Strengths and Limitations

The conclusions of this study should be considered in the context of its strengths and limitations. Because this is a retrospective cohort drawing on hospital discharge, many of the potential limitations are inherent to large administrative databases. We cannot exclude the possibility that data-entry errors may have occurred and not all variables of interest, including some potential confounders, are available, including previous use of chemotherapy, radiotherapy doses and planning type, laterality of stroke, and smoking status. In our dataset, the code for neck dissection does not differentiate between radical, modified radical, or selective neck dissections.

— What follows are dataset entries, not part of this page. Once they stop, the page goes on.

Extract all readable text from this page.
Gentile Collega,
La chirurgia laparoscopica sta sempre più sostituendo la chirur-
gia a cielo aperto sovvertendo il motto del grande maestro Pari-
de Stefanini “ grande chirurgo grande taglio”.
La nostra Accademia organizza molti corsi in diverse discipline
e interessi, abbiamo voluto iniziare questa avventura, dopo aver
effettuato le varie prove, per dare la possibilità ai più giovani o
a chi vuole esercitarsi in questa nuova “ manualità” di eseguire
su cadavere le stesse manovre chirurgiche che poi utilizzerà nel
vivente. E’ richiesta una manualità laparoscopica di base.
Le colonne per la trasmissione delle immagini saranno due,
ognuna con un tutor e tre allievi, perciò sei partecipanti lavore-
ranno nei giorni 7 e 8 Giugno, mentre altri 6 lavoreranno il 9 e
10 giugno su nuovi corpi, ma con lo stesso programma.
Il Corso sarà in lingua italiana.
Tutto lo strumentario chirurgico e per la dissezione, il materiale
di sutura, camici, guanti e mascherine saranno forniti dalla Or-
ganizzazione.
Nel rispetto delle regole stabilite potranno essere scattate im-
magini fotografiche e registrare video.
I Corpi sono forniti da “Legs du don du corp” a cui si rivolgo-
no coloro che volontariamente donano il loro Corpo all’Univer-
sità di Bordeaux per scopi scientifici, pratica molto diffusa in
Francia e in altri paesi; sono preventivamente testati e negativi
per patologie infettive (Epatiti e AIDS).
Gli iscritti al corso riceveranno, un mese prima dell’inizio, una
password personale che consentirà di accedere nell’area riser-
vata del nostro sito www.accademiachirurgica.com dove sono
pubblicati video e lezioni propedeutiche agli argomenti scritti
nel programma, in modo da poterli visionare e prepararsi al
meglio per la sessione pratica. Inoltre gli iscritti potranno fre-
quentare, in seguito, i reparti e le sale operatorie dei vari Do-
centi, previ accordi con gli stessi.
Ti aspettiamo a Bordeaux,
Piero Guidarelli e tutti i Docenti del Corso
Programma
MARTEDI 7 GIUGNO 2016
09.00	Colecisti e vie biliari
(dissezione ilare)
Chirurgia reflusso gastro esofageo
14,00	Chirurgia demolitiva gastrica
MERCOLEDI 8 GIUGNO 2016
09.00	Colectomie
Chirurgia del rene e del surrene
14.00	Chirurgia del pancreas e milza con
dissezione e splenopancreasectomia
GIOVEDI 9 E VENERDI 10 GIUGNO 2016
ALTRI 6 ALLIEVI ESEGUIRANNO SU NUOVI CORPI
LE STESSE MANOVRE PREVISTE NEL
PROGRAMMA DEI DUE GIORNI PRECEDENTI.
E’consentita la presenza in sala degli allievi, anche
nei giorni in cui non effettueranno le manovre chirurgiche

The sensitivity of the code for ischemic stroke is well validated in Ontario's administrative databases but it has not been validated specifically in the postoperative setting. The outcomes measured herein, however, are derived from a very large sample size with extended follow-up to 30-days postoperative and used a population-based design from a cohort of patients with comprehensive, universal health insurance, thereby minimizing selection bias. Although the rates of stroke we describe are estimates at the 30-day time-point, in distinction to longer-term actuarial estimates, the likelihood of stroke being attributed to an operation would likely diminish during time.

CONCLUSIONS

Our study suggests that the incidence of perioperative stroke in patients undergoing a neck dissection is 0.7% and has decreased during time. We report the first population-based study to determine the incidence of this common procedure performed for head and neck cancer patients. This information may help to counsel patients preoperatively on their risk of perioperative stroke. Most importantly, our results indicate that exposure of the carotid artery during neck dissection does not increase the risk of perioperative ischemic stroke. Future research should focus on determining reversible factors to mitigate stroke risk as well as the development of a stroke prediction score for neck dissection surgery.